Sprint Corporation (NYSE: S) and T-Mobile US (NASDAQ: TMUS) are facing a new hurdle to their proposed $26.5 billion merger.
On Tuesday, California Attorney General Xavier Becerra and New York Attorney General Letitia James announced that they are leading a multi-state lawsuit to block the Sprint and T-Mobile merger.
The states of Connecticut, Colorado, Maryland, Michigan, Mississippi, Virginia, Wisconsin and the District of Columbia are part of the lawsuit.
In the lawsuit, the states argued that the proposed Sprint and T-Mobile merger will reduce competition, which is harmful to consumers— particularly prepaid or low-income subscribers.

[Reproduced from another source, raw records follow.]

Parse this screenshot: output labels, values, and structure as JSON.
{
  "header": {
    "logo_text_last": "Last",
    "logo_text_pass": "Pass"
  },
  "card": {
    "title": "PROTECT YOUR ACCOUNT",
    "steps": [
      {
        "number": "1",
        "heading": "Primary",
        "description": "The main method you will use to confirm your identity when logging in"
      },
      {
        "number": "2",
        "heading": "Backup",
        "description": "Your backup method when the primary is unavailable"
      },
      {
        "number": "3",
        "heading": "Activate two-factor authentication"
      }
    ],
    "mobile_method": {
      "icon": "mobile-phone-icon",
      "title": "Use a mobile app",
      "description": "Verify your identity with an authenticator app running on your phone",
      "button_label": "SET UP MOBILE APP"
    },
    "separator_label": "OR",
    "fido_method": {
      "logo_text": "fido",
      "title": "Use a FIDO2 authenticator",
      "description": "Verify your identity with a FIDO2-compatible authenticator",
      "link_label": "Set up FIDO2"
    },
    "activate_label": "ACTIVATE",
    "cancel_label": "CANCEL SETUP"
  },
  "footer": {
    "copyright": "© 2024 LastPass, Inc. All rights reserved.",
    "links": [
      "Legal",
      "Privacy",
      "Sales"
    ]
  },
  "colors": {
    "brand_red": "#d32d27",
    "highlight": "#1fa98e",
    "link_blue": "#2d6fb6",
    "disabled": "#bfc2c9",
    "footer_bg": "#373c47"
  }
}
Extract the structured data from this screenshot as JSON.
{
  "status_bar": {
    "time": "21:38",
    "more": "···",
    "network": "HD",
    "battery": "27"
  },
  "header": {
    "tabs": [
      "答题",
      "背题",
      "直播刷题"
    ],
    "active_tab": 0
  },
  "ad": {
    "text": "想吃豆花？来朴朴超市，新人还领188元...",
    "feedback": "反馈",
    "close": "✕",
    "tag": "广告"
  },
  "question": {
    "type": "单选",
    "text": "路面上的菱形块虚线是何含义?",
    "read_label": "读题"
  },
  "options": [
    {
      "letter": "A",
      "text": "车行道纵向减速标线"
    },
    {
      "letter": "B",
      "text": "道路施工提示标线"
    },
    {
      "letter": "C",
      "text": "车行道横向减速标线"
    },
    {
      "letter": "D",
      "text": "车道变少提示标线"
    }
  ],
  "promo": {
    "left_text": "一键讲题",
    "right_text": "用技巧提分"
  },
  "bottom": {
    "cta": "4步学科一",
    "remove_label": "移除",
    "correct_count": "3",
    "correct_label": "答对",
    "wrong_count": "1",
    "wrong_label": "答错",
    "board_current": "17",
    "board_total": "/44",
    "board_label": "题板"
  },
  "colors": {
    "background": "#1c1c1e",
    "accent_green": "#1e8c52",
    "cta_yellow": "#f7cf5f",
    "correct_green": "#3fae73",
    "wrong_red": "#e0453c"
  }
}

States believe the merger will be harmful to low-income subscribers
“The harms faced by low-income subscribers using prepaid service will be particularly pronounced because many low-income subscribers use their mobile handsets as their primary – or even only – means of connecting to the Internet, and the fees paid for mobile wireless telecommunications services are among the highest monthly expenses in many low-income households,” the states said in the complaint.
Additionally, the states argued that the merger between the two mobile network operators is part of a long-term plan to increase profits by lessening competition.
T-Mobile’s parent company, Deutsche Telekom AG (OTCMKTS: DTEGY) believes that it will increase its profitability by reducing the number of mobile network operators in the United States.
Sprint and T-Mobile merger will lead to higher prices and fewer choices for consumers
In a statement, Becerra said, “Although T-Mobile and Sprint may be promising faster, better, and cheaper service with this merger, the evidence weighs against it. This merger would hurt the most vulnerable Californians and result in a compressed market with fewer choices and higher prices.”
On the other hand, James said, “When it comes to corporate power, bigger isn’t always better. The T-Mobile and Sprint merger would not only cause irreparable harm to mobile subscribers nationwide by cutting access to affordable, reliable wireless service for millions of Americans, but would particularly affect lower-income and minority communities here in New York and in urban areas across the country.”
In addition, the New York Attorney General said they are suing to stop the deal, which she described as consumer-harming, job-killing megamerger.”